NEWS

Haggling over EU army

Prime Minister Costas Simitis and Foreign Minister George Papandreou face tough negotiations with other European Union leaders over the role of the planned European defense force at the EU summit being held today and tomorrow at the Brussels suburb of Laeken. Of particular concern to Greece is an agreement reached with fellow NATO ally and non-EU member Turkey earlier this month that would give Turkey a say in the use of the force in areas it deems strategic for its interests, which include the Aegean Sea and Cyprus. The deal, brokered by the United States and the United Kingdom, was hailed by other EU and NATO members as a way of resolving the issue of cooperation between the two overlapping organizations and avoiding a threatened Turkey veto on the use of NATO resources. An absence of assured NATO support would mean a sharp increase in the cost to the EU of missions in and around Europe once the 60,000-strong Euroforce becomes fully operational in 2003. EU foreign and security policy chief Javier Solana said yesterday that, come what may, the summit would officially decide on the launching of the Euroforce. I hope very much (the declaration) will be accompanied by agreement…on permanent relations between the European Union and NATO, Solana told the Reuters news agency.

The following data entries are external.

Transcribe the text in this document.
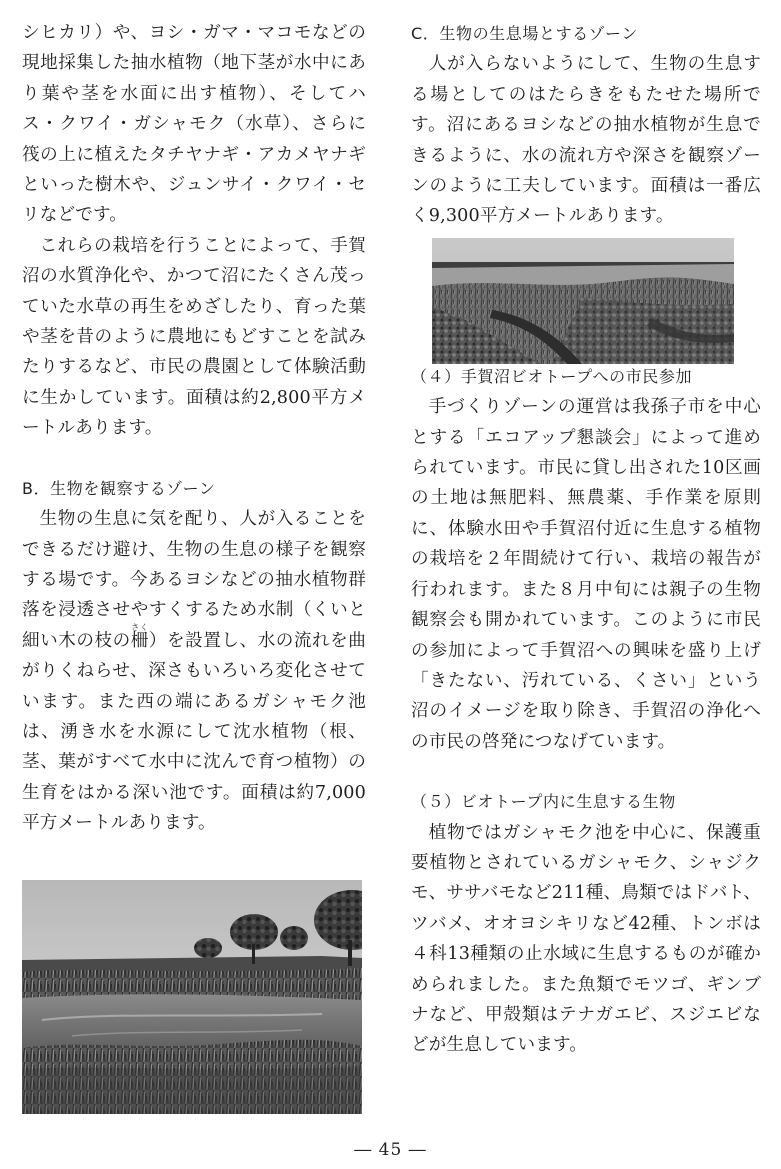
シヒカリ）や、ヨシ・ガマ・マコモなどの現地採集した抽水植物（地下茎が水中にあり葉や茎を水面に出す植物）、そしてハス・クワイ・ガシャモク（水草）、さらに筏の上に植えたタチヤナギ・アカメヤナギといった樹木や、ジュンサイ・クワイ・セリなどです。

これらの栽培を行うことによって、手賀沼の水質浄化や、かつて沼にたくさん茂っていた水草の再生をめざしたり、育った葉や茎を昔のように農地にもどすことを試みたりするなど、市民の農園として体験活動に生かしています。面積は約2,800平方メートルあります。

B．生物を観察するゾーン

生物の生息に気を配り、人が入ることをできるだけ避け、生物の生息の様子を観察する場です。今あるヨシなどの抽水植物群落を浸透させやすくするため水制（くいと細い木の枝の柵さく）を設置し、水の流れを曲がりくねらせ、深さもいろいろ変化させています。また西の端にあるガシャモク池は、湧き水を水源にして沈水植物（根、茎、葉がすべて水中に沈んで育つ植物）の生育をはかる深い池です。面積は約7,000平方メートルあります。

C．生物の生息場とするゾーン

人が入らないようにして、生物の生息する場としてのはたらきをもたせた場所です。沼にあるヨシなどの抽水植物が生息できるように、水の流れ方や深さを観察ゾーンのように工夫しています。面積は一番広く9,300平方メートルあります。

（４）手賀沼ビオトープへの市民参加

手づくりゾーンの運営は我孫子市を中心とする「エコアップ懇談会」によって進められています。市民に貸し出された10区画の土地は無肥料、無農薬、手作業を原則に、体験水田や手賀沼付近に生息する植物の栽培を２年間続けて行い、栽培の報告が行われます。また８月中旬には親子の生物観察会も開かれています。このように市民の参加によって手賀沼への興味を盛り上げ「きたない、汚れている、くさい」という沼のイメージを取り除き、手賀沼の浄化への市民の啓発につなげています。

（５）ビオトープ内に生息する生物

植物ではガシャモク池を中心に、保護重要植物とされているガシャモク、シャジクモ、ササバモなど211種、鳥類ではドバト、ツバメ、オオヨシキリなど42種、トンボは４科13種類の止水域に生息するものが確かめられました。また魚類でモツゴ、ギンブナなど、甲殻類はテナガエビ、スジエビなどが生息しています。

― 45 ―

Solana, Simitis, Belgian Prime Minister Guy Verhofstadt and NATO Secretary-General George Robertson discussed the issue over dinner last night, but no information was forthcoming. In Athens, Foreign Minister George Papandreou came under pressure in Parliament to promise to veto the text on the Euroforce if Greece’s rights were not acknowledged. Thirty deputies from the ruling Socialist party, most of them habitual critics of what they see as Simitis’s insufficiently patriotic foreign policy, circulated a text that said they would fully support the government’s use of the veto. Papandreou refused to provide such an assurance. If we are not satisfied, we will ask that negotiations continue, he told MPs. Deputy government spokesman Telemachos Hytiris said that Greece wanted the text amended and corrected before a deal could be reached. In Brussels, opposition leader Costas Karamanlis, attending a meeting of the European People’s Party, of which his party, New Democracy, is a member, said Greece could not accept the deal as it stood because it hurt Greek interests and negates one of the main reasons we entered the EU: to ensure national security.